Удивительно: хорошо ли это или плохо, но человек в сути своей оставался неизменным и был всегда современником ныне живущим, независимо от того, умер ли он сто лет назад или жил еще в прошлом году. Менялись приметные признаки быта, иногда очень заметно – жилища, облик городов, государства, флаги, гимны, даже научные системы, не говоря уж об идеологиях, а сам человек был одним и тем же! И более всего о его всевременности говорили, как ни странно, письма. Об этом Петр-Амая задумался еще в молодости, когда читал переписку Толстого, Чехова, Чайковского, Бетховена…

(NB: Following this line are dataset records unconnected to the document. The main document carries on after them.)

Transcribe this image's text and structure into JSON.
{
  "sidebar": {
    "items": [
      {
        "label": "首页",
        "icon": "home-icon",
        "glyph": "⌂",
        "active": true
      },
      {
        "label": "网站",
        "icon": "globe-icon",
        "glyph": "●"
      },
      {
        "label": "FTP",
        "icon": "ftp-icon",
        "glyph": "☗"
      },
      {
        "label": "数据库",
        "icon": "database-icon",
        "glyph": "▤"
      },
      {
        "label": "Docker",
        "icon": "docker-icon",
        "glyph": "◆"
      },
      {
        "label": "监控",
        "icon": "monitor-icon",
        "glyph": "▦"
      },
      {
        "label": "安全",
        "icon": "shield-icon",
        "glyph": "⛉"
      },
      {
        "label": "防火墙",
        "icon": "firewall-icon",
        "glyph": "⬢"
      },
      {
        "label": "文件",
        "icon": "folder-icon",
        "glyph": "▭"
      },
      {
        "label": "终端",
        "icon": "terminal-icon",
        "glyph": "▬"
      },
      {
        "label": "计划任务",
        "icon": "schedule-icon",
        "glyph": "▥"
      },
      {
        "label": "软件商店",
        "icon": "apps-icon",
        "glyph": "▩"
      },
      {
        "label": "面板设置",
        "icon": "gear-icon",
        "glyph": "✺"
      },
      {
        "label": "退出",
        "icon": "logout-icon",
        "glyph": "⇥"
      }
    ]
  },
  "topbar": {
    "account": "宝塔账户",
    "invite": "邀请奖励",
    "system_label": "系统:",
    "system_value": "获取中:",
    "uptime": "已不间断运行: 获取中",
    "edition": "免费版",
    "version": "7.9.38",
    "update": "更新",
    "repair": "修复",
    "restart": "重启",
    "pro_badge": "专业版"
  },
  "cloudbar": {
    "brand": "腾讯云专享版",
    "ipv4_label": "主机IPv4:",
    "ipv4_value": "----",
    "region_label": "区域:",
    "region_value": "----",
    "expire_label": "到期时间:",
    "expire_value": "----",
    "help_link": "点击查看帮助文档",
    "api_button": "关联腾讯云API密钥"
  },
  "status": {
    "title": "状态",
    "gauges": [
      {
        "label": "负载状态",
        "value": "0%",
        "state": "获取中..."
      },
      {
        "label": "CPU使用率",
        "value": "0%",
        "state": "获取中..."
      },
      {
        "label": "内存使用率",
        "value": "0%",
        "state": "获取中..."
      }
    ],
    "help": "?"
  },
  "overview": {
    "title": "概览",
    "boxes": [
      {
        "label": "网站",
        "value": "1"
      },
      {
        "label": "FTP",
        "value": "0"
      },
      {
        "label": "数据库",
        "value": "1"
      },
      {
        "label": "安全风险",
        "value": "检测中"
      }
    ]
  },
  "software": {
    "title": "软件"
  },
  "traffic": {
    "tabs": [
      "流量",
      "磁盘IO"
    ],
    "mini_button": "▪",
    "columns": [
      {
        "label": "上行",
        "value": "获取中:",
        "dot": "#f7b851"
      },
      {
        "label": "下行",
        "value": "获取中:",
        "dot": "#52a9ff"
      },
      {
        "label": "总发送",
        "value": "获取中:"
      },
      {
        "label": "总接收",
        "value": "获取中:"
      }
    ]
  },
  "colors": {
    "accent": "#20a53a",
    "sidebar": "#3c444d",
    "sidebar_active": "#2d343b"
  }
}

Да, в письмах было то, на что надеялся Петр-Амая. И советский писатель, и американский профессор мечтали об одном и том же: о прекрасном будущем для людей.

Глава шестая

В зеленоватой пучине, в свете ярких прожекторов трудились промышленные глубоководные роботы, взбаламучивая воду, поднимая пылевидную муть, которая медленно оседала обратно на дно, покрывая красновато-желтоватым налетом донную часть будущей опоры. Вся эта деятельность, с заранее заданным ритмом, движениями механизмов, доставкой материалов, приспособлений, змеиными извивами гибких трубопроводов, толстых кабелей, мерцающих трубчатых светопроводов, происходила в удивительной тишине. И, глядя на экран, Метелица каждый раз не мог отделаться от чувства, что просто-напросто выключили звук или аппарат неисправен. «Вот уж воистину безмолвие. Зеленовато-голубое безмолвие», – подумал он, меняя масштаб обозрения дна, где шел монтаж очередной опоры. Эти сооружения пока не выводились на поверхность, однако на воде, против каждой опоры качался большой ярко-оранжевый буй, видимый издали. Таких буев насчитывалось в проливе уже около десятка, и они уже наглядно отмечали линию будущего моста от мыса Дежнева к острову Ратманова, к Малому Диомиду, скале Фаруэй и дальше к Аляскинскому берегу, чернеющему вдали мысом Принца Уэльского.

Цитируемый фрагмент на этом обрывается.